По мнению Г.Маркузе, это возможно, если появится существенно новый исторический Субъект [Г.Маркузе, С.329-331]. Что же это за субъект, который сможет реально противостоять высокоразвитому индустриальному обществу в условиях, когда “народ”, бывший ранее катализатором общественных сдвигов, “поднялся” до роли катализатора общественного сплачивания? Единственную надежду Г.Маркузе возлагает на отверженных и аутсайдеров этого общества, “эксплуатируемых и преследуемых представителей других рас и цветов кожи, безработных и нетрудоспособных. Они остаются за бортом демократического процесса, и их жизнь являет собой самую непосредственную и реальную необходимость отмены невыносимых условий и институтов. Таким образом, их противостояние само по себе революционно, пусть даже оно ими не осознается” [Там же, С.336-337].

Похоже, и сам Г.Маркузе не очень верит в эту силу, в то, что они смогут стать создателями новой нерепрессивной рациональности, особенно в обществе, которое обладает мощным политико-экономическим потенциалом, дабы пойти на определенные уступки обездоленным, повысить их адаптированность к существующим условиям или призвать их к порядку в экстренных ситуациях [Там же, С.337-338]. Его критическая теория остается негативной.

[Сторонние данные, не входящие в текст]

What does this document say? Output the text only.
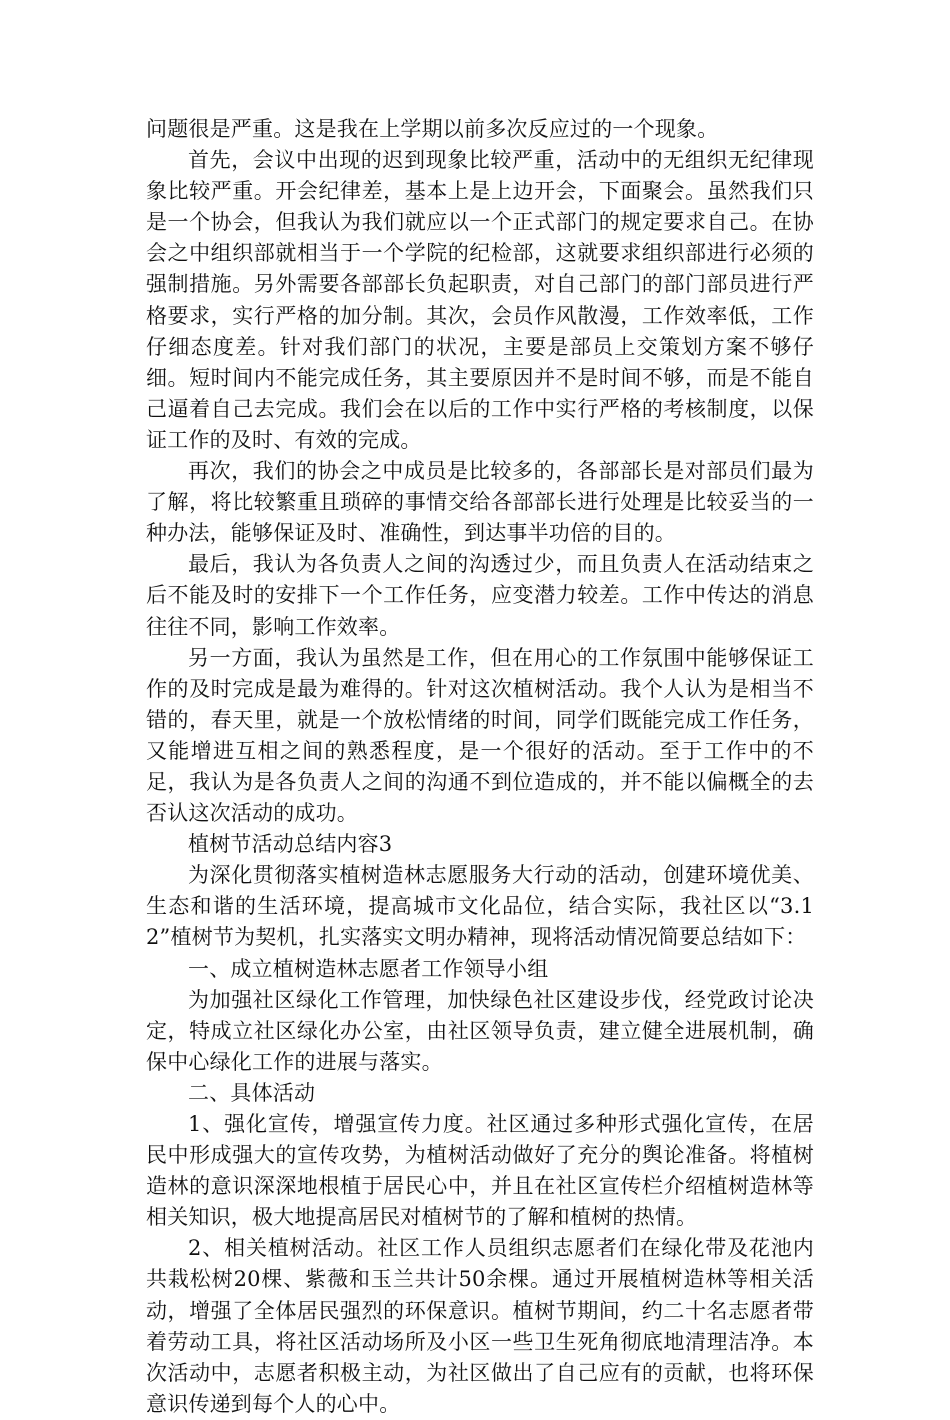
问题很是严重。这是我在上学期以前多次反应过的一个现象。

首先，会议中出现的迟到现象比较严重，活动中的无组织无纪律现象比较严重。开会纪律差，基本上是上边开会，下面聚会。虽然我们只是一个协会，但我认为我们就应以一个正式部门的规定要求自己。在协会之中组织部就相当于一个学院的纪检部，这就要求组织部进行必须的强制措施。另外需要各部部长负起职责，对自己部门的部门部员进行严格要求，实行严格的加分制。其次，会员作风散漫，工作效率低，工作仔细态度差。针对我们部门的状况，主要是部员上交策划方案不够仔细。短时间内不能完成任务，其主要原因并不是时间不够，而是不能自己逼着自己去完成。我们会在以后的工作中实行严格的考核制度，以保证工作的及时、有效的完成。

再次，我们的协会之中成员是比较多的，各部部长是对部员们最为了解，将比较繁重且琐碎的事情交给各部部长进行处理是比较妥当的一种办法，能够保证及时、准确性，到达事半功倍的目的。

最后，我认为各负责人之间的沟透过少，而且负责人在活动结束之后不能及时的安排下一个工作任务，应变潜力较差。工作中传达的消息往往不同，影响工作效率。

另一方面，我认为虽然是工作，但在用心的工作氛围中能够保证工作的及时完成是最为难得的。针对这次植树活动。我个人认为是相当不错的，春天里，就是一个放松情绪的时间，同学们既能完成工作任务，又能增进互相之间的熟悉程度，是一个很好的活动。至于工作中的不足，我认为是各负责人之间的沟通不到位造成的，并不能以偏概全的去否认这次活动的成功。

植树节活动总结内容3

为深化贯彻落实植树造林志愿服务大行动的活动，创建环境优美、生态和谐的生活环境，提高城市文化品位，结合实际，我社区以“3.12”植树节为契机，扎实落实文明办精神，现将活动情况简要总结如下：

一、成立植树造林志愿者工作领导小组

为加强社区绿化工作管理，加快绿色社区建设步伐，经党政讨论决定，特成立社区绿化办公室，由社区领导负责，建立健全进展机制，确保中心绿化工作的进展与落实。

二、具体活动

1、强化宣传，增强宣传力度。社区通过多种形式强化宣传，在居民中形成强大的宣传攻势，为植树活动做好了充分的舆论准备。将植树造林的意识深深地根植于居民心中，并且在社区宣传栏介绍植树造林等相关知识，极大地提高居民对植树节的了解和植树的热情。

2、相关植树活动。社区工作人员组织志愿者们在绿化带及花池内共栽松树20棵、紫薇和玉兰共计50余棵。通过开展植树造林等相关活动，增强了全体居民强烈的环保意识。植树节期间，约二十名志愿者带着劳动工具，将社区活动场所及小区一些卫生死角彻底地清理洁净。本次活动中，志愿者积极主动，为社区做出了自己应有的贡献，也将环保意识传递到每个人的心中。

Будучи актуальной для наиболее развитых индустриальных обществ, эта теория представляется актуальной и для России, хотя анализируемые Г.Маркузе тенденции, разумеется, здесь не являются доминирующими. Ее значение видится прежде всего в том, что, как и концепция Э.Фромма, она подводит к выводу о том, что развитое индустриальное и демократическое общество не снимает проблему свободы: в каждом обществе она имеет свое содержание.